Round 4, Pick 113: LB Damone Clark, LSU
With Deion Jones likely departing this offseason via trade or post-June 1st cut, the Falcons will have a hole to fill at linebacker. Hopefully Mykal Walker can take a step up, but improved depth is still important. LSU’s Damone Clark has struggled to consistently produce, but put together an incredible 2021 season that saw him post 135 total tackles, 15.5 TFL, and 5.5 sacks.
A bigger linebacker at 6’3, 245, Clark is also a very good athlete with rare speed for the position. His bigger stature and longer frame limit his lateral mobility, but his long speed and instincts help him overcome some of these limitations. That additional size gives him added versatility in coverage, however, as he’s capable of matching up with TEs in man coverage. Clark’s weaknesses come in block shedding technique and in his ability to diagnose plays. He needs to improve both of these to thrive at the NFL level. However, his red-hot motor and on-field leadership ability give me faith that he can continue to grow as a player—he’s just a two-year starter at this point. I love this fit and value early on Day 3.
Round 5, Pick 151: S Reed Blankenship, Middle Tennessee State
The Falcons missed out on adding secondary help higher in the draft, but they’ve still got an opportunity to add quality depth and potential here in the fifth round. MTSU’s Reed Blankenship was a player I actually mocked to Atlanta in 2020 before he elected to return to school. It ended up being a good decision for him, as Blankenship turned in his best season to date with 8 PBUs, 1 INT, and 10 TFL.
Blankenship has very good size at 6’1, 200 and pairs it with excellent athleticism. The Draft Network reports that he has been timed running a low 4.5s 40, along with a 38” vertical. He played a versatile role at MTSU including reps as a box safety, slot defender, and single-high coverage player. Blankenship is a strong tackler who brings physicality to the position, and he’s comfortable playing in zone and blitzing in sub-packages. He’ll need time to adjust to the NFL level, but Blankenship should be able to play a core special teams role and provide depth at multiple spots in the secondary as a rookie.

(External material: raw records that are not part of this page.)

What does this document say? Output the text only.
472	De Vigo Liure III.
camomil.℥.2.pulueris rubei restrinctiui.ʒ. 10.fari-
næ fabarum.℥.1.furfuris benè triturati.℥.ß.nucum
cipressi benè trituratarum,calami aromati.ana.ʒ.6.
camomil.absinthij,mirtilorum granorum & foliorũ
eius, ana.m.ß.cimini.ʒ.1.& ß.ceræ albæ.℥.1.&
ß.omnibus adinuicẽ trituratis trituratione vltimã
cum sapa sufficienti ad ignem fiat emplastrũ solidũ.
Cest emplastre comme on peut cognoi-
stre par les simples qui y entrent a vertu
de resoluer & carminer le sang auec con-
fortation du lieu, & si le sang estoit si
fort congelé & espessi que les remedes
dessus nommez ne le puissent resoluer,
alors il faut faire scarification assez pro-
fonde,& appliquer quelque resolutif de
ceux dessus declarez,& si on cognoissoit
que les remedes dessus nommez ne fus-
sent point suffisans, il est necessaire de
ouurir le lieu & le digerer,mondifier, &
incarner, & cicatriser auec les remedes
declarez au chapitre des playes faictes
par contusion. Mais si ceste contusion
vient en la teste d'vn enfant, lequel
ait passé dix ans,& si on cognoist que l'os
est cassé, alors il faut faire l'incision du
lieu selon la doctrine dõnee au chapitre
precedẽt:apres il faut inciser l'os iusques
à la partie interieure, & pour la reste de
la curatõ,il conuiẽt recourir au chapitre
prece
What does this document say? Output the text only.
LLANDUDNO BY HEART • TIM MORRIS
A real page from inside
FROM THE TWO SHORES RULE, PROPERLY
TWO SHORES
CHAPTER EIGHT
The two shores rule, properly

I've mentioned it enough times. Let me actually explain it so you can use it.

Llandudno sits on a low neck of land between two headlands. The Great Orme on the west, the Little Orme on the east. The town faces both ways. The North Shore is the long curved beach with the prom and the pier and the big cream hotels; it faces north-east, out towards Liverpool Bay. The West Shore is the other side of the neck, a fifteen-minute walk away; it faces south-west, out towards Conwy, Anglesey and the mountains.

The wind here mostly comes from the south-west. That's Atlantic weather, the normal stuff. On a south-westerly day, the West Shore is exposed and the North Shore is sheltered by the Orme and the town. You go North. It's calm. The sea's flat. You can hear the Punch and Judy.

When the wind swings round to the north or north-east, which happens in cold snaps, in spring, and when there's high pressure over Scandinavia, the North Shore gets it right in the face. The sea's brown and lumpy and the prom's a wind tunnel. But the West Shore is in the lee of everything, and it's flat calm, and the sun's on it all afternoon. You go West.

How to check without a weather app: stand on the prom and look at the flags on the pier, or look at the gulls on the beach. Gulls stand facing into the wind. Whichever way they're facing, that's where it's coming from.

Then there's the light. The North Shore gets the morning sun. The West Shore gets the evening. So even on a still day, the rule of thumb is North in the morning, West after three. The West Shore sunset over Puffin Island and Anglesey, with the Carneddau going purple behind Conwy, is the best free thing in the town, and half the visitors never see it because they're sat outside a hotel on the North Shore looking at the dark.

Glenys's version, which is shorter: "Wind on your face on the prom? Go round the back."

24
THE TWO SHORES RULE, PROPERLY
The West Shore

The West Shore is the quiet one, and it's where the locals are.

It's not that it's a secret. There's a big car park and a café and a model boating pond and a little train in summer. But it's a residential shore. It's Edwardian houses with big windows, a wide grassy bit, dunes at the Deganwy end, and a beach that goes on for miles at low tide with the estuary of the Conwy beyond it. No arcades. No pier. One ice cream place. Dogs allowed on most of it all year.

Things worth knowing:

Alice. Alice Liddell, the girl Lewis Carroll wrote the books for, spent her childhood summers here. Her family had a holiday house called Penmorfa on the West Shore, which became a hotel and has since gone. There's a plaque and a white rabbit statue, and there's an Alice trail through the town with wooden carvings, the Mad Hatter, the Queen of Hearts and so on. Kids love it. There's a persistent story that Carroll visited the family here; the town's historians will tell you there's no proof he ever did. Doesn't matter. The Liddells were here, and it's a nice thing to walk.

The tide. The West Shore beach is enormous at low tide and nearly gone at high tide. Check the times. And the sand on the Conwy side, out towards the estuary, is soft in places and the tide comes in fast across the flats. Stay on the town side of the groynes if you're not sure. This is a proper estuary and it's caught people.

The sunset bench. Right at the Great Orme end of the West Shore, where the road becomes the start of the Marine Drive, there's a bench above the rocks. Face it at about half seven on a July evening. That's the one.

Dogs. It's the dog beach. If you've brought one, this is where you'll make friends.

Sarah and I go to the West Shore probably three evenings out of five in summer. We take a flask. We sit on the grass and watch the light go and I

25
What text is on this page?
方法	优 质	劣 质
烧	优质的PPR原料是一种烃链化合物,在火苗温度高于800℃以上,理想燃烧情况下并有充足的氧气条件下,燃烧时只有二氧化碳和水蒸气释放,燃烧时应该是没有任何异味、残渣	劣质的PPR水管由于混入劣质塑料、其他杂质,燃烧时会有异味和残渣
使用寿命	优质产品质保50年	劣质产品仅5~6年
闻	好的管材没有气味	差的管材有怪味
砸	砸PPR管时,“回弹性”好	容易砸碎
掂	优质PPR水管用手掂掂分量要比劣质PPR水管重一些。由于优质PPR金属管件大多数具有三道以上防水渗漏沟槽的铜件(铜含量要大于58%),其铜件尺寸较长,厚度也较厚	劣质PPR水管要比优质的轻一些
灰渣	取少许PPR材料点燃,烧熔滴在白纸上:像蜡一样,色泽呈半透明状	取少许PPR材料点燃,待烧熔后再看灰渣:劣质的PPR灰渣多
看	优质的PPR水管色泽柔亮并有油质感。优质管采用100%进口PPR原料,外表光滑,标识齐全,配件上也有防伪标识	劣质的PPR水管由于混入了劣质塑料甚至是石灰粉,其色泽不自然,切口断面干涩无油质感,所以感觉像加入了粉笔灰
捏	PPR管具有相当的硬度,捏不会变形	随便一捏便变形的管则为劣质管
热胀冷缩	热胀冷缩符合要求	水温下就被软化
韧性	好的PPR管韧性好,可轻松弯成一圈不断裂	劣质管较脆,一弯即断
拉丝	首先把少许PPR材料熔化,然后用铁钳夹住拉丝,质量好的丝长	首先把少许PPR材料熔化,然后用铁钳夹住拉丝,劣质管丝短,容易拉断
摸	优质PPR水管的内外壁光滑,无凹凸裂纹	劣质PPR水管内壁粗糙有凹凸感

Round 6, Pick 192: WR Dontay Demus Jr., Maryland
The Falcons weren’t able to add an impact receiver early in the draft, so they’ll have to get creative to find quality contributors late on Day 3. A good way to do that is to swing on high-upside players like Maryland’s Dontay Demus Jr., who has the size and athletic profile of a starting outside receiver but never quite put together the production to match it. At 6’3, 220, Demus is big and physical—and he pairs that with impressive long speed and explosiveness.
Demus plays hard and fast, and he’s fearless at the catch point. He struggled with drops early in his career, but claimed a larger role and was more consistent in 2021 with 28 receptions for 507 yards (18.1 YPR) and 3 TDs. Demus is very much a project, as he’s a sloppy route runner and needs to add more to his repertoire. He’s fast and explosive enough to be a deep threat but doesn’t appear to be particularly agile or fluid as a lateral mover, which could limit his tree to intermediate and deep routes. Still, his upside is significant for a player taken this late in the draft if he can put it all together.